前引け時点の東証プライムの売買代金は概算で1兆9849億円、売買高は8億3248万株だった。東証プライムの値上がり銘柄数は1537と、全体の9割強を占め、全面高の様相だった。値下がりは88、横ばいは20だった。
全業種が上昇したなか、保険業、非鉄金属、化学、不動産業、金属製品の上げが目立った。
個別では断トツの売買代金をこなしているディスコが朝高後急速に伸び悩むもプラス圏を維持、レーザーテック、東京エレクトロンも買い優勢。ソフトバンクグループも値を上げた。第1四半期決算がコンセンサスを上振れたことから信越化学工業が大幅高となったほか、証券会社のポジティブなレポートを受けて、フジクラ、古河電、SOMPOホールディングスが買われた。SUMCO、ルネサスエレクトロニクスなど半導体関連株は総じて高い。東京製鐵が値上がり率トップに買われ、SGホールディングス、マネックスグループも値を飛ばした。

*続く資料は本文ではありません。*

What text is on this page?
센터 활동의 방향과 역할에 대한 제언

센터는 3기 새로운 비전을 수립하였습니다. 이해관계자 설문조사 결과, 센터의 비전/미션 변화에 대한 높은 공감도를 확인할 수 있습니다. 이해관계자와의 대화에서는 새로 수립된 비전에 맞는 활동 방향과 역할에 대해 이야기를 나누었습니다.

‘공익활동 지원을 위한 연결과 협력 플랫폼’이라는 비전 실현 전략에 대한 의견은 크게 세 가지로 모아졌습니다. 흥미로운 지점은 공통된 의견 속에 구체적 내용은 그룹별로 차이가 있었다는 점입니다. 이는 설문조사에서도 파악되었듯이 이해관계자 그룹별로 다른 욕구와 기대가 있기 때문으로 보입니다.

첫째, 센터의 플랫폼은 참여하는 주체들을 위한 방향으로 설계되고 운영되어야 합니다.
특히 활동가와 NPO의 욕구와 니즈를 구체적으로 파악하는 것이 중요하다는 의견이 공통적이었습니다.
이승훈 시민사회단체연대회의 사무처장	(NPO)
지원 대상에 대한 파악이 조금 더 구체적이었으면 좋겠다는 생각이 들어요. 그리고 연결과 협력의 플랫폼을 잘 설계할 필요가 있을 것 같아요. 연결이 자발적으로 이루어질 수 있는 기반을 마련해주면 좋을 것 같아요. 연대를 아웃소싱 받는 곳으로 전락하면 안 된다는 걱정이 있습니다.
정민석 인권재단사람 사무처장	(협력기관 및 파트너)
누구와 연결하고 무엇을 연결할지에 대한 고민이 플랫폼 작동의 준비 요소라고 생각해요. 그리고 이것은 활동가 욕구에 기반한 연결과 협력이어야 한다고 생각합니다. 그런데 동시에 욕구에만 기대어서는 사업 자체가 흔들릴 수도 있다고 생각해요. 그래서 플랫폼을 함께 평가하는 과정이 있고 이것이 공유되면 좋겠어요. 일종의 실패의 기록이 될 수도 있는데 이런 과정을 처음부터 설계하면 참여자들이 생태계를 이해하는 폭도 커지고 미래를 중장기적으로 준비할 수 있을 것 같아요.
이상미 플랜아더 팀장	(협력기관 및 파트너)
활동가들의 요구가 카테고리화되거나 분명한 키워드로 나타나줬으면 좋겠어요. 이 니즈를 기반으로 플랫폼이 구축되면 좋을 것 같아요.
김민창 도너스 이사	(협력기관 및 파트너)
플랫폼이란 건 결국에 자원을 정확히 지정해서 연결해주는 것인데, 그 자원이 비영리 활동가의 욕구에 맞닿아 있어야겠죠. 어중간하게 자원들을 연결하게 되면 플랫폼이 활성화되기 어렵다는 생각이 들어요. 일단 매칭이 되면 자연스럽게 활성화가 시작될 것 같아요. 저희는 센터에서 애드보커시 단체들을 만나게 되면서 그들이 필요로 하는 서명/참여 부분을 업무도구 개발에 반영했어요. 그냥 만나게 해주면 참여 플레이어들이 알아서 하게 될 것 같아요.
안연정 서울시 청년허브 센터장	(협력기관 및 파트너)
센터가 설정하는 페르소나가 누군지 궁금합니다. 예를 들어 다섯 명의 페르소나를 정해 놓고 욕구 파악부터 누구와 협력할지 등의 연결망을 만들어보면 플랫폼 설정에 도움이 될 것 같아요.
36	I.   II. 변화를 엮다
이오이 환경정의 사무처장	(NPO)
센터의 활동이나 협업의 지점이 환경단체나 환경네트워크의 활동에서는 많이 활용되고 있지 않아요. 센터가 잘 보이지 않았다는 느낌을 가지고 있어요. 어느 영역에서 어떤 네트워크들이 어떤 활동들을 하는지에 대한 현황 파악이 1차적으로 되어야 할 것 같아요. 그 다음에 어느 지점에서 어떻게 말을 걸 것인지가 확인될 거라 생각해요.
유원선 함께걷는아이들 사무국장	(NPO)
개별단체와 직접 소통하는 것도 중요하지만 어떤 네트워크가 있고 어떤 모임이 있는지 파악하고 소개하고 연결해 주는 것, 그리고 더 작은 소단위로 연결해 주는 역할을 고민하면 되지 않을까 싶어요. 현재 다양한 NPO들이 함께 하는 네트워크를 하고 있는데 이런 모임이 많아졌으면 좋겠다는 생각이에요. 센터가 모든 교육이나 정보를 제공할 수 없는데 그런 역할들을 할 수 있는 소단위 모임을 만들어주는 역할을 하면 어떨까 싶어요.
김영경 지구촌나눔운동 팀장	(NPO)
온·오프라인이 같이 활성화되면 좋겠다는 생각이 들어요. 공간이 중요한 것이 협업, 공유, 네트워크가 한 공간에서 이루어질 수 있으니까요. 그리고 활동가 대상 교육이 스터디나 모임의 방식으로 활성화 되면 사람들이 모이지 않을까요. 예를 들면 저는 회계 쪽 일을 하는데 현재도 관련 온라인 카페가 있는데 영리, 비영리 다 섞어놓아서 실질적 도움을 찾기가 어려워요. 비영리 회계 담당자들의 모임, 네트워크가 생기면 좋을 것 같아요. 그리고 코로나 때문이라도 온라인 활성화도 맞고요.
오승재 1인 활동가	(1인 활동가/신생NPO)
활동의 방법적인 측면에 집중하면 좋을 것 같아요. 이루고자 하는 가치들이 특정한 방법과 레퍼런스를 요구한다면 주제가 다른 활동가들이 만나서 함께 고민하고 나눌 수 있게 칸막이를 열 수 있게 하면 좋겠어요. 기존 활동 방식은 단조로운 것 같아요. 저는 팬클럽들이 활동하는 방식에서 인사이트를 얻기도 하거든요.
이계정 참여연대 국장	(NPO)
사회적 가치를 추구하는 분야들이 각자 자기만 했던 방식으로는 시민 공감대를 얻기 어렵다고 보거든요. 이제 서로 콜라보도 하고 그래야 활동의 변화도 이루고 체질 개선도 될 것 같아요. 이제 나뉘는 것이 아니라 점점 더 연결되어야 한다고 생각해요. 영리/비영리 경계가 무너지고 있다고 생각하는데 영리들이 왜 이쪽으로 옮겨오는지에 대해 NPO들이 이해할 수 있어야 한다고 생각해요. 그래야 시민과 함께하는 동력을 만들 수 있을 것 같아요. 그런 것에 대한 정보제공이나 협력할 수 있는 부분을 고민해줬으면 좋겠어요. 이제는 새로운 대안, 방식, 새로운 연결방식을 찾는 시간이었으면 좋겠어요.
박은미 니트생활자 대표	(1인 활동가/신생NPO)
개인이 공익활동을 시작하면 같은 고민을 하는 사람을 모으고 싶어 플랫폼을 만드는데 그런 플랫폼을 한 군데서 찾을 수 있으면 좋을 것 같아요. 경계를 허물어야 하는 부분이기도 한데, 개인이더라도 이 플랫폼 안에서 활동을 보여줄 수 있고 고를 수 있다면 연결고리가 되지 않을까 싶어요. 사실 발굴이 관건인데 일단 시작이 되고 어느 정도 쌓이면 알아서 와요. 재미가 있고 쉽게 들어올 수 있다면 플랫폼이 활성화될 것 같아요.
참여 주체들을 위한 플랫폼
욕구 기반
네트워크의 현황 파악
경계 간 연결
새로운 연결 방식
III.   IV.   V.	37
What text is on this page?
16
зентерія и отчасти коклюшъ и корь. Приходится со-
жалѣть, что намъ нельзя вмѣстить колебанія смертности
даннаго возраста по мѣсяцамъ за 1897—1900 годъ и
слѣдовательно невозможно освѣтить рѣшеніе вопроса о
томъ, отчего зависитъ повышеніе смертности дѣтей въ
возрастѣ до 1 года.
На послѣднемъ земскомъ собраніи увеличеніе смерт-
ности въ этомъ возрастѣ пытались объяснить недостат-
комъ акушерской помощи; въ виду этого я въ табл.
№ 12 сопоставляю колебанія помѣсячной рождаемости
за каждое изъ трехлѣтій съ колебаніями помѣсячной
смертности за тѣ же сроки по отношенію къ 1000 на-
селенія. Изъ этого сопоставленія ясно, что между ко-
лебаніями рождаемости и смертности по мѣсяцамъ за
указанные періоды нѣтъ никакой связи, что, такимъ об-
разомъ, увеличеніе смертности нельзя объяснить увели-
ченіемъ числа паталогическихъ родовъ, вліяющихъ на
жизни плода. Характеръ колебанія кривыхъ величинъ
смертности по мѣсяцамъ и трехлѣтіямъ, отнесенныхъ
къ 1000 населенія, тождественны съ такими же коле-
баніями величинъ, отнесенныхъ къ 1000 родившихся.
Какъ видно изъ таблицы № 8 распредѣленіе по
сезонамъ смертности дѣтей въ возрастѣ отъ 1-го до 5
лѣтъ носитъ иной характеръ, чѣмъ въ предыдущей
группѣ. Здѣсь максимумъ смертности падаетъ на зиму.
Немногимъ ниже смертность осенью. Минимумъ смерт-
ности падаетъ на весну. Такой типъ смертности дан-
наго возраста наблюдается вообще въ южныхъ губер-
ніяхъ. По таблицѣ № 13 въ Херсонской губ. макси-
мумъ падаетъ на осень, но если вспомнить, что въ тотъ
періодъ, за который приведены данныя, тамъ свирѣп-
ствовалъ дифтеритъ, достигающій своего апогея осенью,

半面、SCREENホールディングスは半導体株高の流れに乗れず、決算発表を受け大きく売り優勢に傾いた。キーエンスも軟調。欧州で認知症薬「レカネマブ」に対する否定的見解が出たことからエーザイが急落し値下がり率トップで年初来安値を更新となったほか、日立建機の下げも目立つ。このほか、キーエンス、パナHD、ソニーグループが下落した。